Saturday, February 4, 2012

What's a Pregnant Actor to Do?

I'm in a pickle.  And right now it's the size of a cantaloupe.

So, I'm this New York actor now.  I'm in all the unions, I have some good NYC credits on my resume, a decent reel, relationships with some popular casting directors and agents, and a flexible schedule.

And I'm not able to work.

See, I also have a bun in the oven.  If you've been pregnant lately, you know that all those pregnancy websites describe your baby in terms of fruit.  Early on, it's the size of a poppyseed, then a blueberry, then an orange, a pineapple, and finally the size of the ever-popular jackfruit.  (All these fruits make me think about frozen cocktails, except the jackfruit.  If memory serves from my time in Australia, a jackfruit is incredibly stinky when you cut it open, not unlike a baby's diaper.)

You may say, "What about roles for pregnant women?  You could do those!"  To which I'd reply, "Oh, it's you!  The same person with the useful advice about not drinking too much water before I go to bed!  Why didn't I think of that?" And I'd smile sweetly at you, because you mean well, but there aren't a whole lotta roles like that.  Also, rehearsals (for plays, anyway) take a lot of time- my shape would completely change from the first day of rehearsal to the last night of a show.

You may say, "What about TV or movies?  That girl on 'The Office' was pregnant, and they wrote that into the show.  And those soap actresses just stand behind plants or carry a big purse!"

Believe me, I've been carrying some large tote bags lately, but my Window of Concealment is closing.  Hell, it may be closed by Monday.

Back to the question:  What's a pregnant actor to do?

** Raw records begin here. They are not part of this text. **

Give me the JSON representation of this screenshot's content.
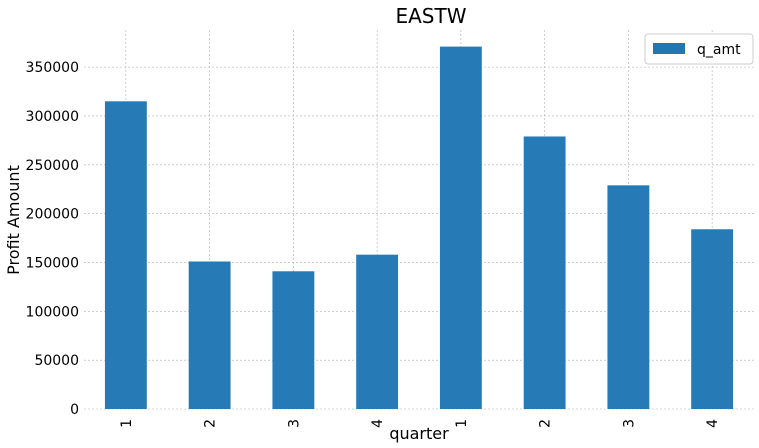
{
  "chart_data": {
    "type": "bar",
    "title": "EASTW",
    "xlabel": "quarter",
    "ylabel": "Profit Amount",
    "categories": [
      "1",
      "2",
      "3",
      "4",
      "1",
      "2",
      "3",
      "4"
    ],
    "series": [
      {
        "name": "q_amt",
        "values": [
          315000,
          151000,
          141000,
          158000,
          371000,
          279000,
          229000,
          184000
        ]
      }
    ],
    "ylim": [
      0,
      388000
    ],
    "yticks": [
      0,
      50000,
      100000,
      150000,
      200000,
      250000,
      300000,
      350000
    ],
    "ytick_labels": [
      "0",
      "50000",
      "100000",
      "150000",
      "200000",
      "250000",
      "300000",
      "350000"
    ],
    "grid": true,
    "legend_position": "top-right",
    "colors": {
      "bar": "#1f77b4",
      "grid": "#b0b0b0"
    }
  }
}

Friends have made suggestions, and I have some ideas of my own.  Here they are in no particular order (Try to guess which ones are mine):

--  Befriend Tina Fey.  Have her write a sitcom about a pregnant 40-something year old woman, starring me.  Eat brunch together every weekend, and take sailing lessons together while the wind whips through our hair and we drink champagne.

--  Write a play.

--  Go on a quest to find the best frozen dessert in the city.  Leave no neighborhood unexplored.  Go back for seconds, just to be sure.  Then blog about it, and get Pinkberry, Ben and Jerry's, and Tas-T-Delight to sponsor the blog.

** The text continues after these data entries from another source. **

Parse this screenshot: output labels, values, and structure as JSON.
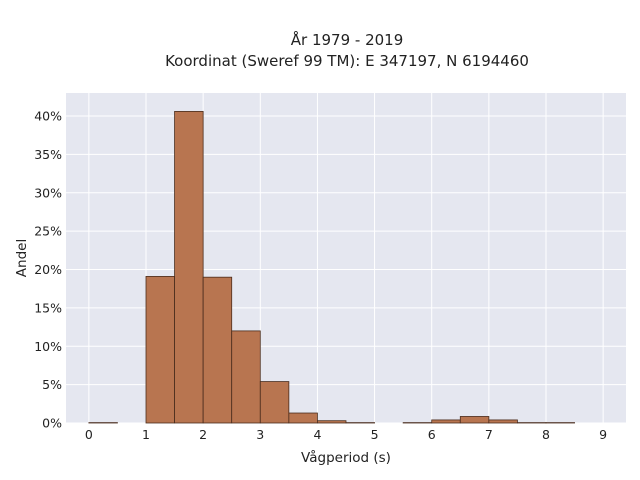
{
  "chart_data": {
    "type": "bar",
    "title": "År 1979 - 2019",
    "subtitle": "Koordinat (Sweref 99 TM): E 347197, N 6194460",
    "xlabel": "Vågperiod (s)",
    "ylabel": "Andel",
    "xlim": [
      -0.4,
      9.4
    ],
    "ylim": [
      0,
      43
    ],
    "bin_width": 0.5,
    "xticks": [
      0,
      1,
      2,
      3,
      4,
      5,
      6,
      7,
      8,
      9
    ],
    "yticks": [
      0,
      5,
      10,
      15,
      20,
      25,
      30,
      35,
      40
    ],
    "ytick_labels": [
      "0%",
      "5%",
      "10%",
      "15%",
      "20%",
      "25%",
      "30%",
      "35%",
      "40%"
    ],
    "grid": true,
    "bins": [
      {
        "x0": 0.0,
        "x1": 0.5,
        "value": 0.05
      },
      {
        "x0": 1.0,
        "x1": 1.5,
        "value": 19.1
      },
      {
        "x0": 1.5,
        "x1": 2.0,
        "value": 40.6
      },
      {
        "x0": 2.0,
        "x1": 2.5,
        "value": 19.0
      },
      {
        "x0": 2.5,
        "x1": 3.0,
        "value": 12.0
      },
      {
        "x0": 3.0,
        "x1": 3.5,
        "value": 5.4
      },
      {
        "x0": 3.5,
        "x1": 4.0,
        "value": 1.3
      },
      {
        "x0": 4.0,
        "x1": 4.5,
        "value": 0.3
      },
      {
        "x0": 4.5,
        "x1": 5.0,
        "value": 0.05
      },
      {
        "x0": 5.5,
        "x1": 6.0,
        "value": 0.05
      },
      {
        "x0": 6.0,
        "x1": 6.5,
        "value": 0.4
      },
      {
        "x0": 6.5,
        "x1": 7.0,
        "value": 0.85
      },
      {
        "x0": 7.0,
        "x1": 7.5,
        "value": 0.4
      },
      {
        "x0": 7.5,
        "x1": 8.0,
        "value": 0.05
      },
      {
        "x0": 8.0,
        "x1": 8.5,
        "value": 0.05
      }
    ],
    "colors": {
      "bar_fill": "#b87550",
      "bar_stroke": "#4a2c1c",
      "plot_background": "#e5e7f0",
      "grid": "#ffffff"
    }
  }
}
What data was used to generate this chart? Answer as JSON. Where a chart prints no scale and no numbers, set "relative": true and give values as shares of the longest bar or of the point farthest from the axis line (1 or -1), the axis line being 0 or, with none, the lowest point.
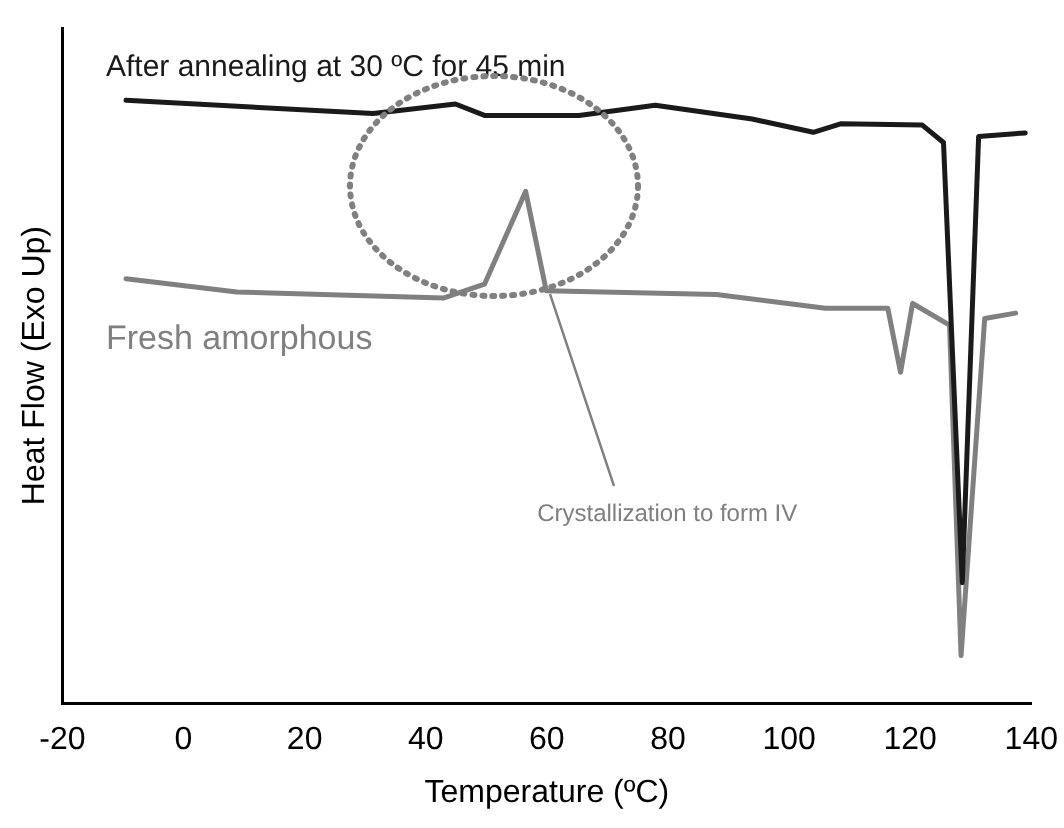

--  Take another improv class.

--  Teach Hank to say, "I love you."  Create a blog for Hank, and have him be discovered by network bigwigs.  Enjoy watching Hank's blossoming acting career while I stay at home with the baby, raking in the doggie paychecks.

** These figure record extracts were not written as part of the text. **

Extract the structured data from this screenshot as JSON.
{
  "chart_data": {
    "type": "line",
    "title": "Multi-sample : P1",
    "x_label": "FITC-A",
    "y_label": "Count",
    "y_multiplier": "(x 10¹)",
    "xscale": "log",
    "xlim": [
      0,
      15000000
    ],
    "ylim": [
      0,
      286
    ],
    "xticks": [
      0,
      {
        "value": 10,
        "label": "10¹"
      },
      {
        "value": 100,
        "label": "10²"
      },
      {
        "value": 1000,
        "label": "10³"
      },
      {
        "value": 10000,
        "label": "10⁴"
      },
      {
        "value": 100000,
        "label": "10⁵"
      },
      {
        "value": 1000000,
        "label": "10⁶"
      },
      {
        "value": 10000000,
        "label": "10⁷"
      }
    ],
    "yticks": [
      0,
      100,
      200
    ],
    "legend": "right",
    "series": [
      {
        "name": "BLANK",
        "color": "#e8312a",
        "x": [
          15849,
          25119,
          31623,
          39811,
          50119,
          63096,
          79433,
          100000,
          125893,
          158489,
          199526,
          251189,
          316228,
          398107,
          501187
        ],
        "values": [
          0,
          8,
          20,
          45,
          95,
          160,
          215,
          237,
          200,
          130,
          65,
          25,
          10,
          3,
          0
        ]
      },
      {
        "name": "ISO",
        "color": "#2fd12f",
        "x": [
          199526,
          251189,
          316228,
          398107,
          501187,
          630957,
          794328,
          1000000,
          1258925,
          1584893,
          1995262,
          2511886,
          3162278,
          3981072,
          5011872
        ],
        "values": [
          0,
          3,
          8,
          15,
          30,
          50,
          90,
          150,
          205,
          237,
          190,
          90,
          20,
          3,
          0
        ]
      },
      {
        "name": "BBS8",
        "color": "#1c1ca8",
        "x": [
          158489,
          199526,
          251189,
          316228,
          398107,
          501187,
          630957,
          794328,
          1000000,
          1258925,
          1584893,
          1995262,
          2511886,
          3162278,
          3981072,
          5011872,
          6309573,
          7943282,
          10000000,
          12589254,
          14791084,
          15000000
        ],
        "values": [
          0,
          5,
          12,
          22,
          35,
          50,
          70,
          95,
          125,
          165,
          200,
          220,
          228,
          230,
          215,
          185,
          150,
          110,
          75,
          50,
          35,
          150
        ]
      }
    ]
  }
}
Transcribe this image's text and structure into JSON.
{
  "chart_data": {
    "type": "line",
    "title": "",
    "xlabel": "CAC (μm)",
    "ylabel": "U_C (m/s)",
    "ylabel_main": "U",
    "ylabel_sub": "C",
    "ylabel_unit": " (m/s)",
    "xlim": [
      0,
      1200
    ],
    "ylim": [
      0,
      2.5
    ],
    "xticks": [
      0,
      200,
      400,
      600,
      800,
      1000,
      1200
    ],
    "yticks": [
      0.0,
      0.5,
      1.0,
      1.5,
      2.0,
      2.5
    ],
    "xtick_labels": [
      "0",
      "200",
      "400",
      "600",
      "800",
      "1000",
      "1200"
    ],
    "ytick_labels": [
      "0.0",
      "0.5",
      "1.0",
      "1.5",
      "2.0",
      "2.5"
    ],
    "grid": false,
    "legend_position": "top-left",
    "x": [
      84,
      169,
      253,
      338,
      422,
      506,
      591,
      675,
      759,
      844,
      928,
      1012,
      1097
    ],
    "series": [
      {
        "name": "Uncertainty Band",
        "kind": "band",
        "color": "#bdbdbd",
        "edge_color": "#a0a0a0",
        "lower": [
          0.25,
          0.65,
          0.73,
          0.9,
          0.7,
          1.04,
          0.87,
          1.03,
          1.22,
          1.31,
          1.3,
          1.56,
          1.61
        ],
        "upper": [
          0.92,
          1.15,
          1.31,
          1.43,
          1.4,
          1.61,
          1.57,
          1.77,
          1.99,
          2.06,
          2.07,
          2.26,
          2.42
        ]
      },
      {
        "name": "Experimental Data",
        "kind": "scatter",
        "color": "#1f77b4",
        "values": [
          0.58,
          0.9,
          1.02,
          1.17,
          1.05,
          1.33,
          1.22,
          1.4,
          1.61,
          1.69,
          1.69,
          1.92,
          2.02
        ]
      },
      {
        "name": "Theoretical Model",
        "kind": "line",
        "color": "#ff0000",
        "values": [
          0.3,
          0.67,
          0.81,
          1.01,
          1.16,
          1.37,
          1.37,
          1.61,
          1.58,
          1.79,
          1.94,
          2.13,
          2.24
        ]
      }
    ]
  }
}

--  Organize the data bases on our computers.

--  Experiment with a new hairstyle.

--  Shoot a series of videos wherein Pregnant Me tackles some very NON-pregnant situations, like auditioning for The Lion King, getting a part-time job at UPS, or learning the fine art of Japanese Massage.

If you have any other ideas, pass them along.  I've got about 20 weeks to fill until it's ShowTime.

And by then, Junior will be the size of a watermelon.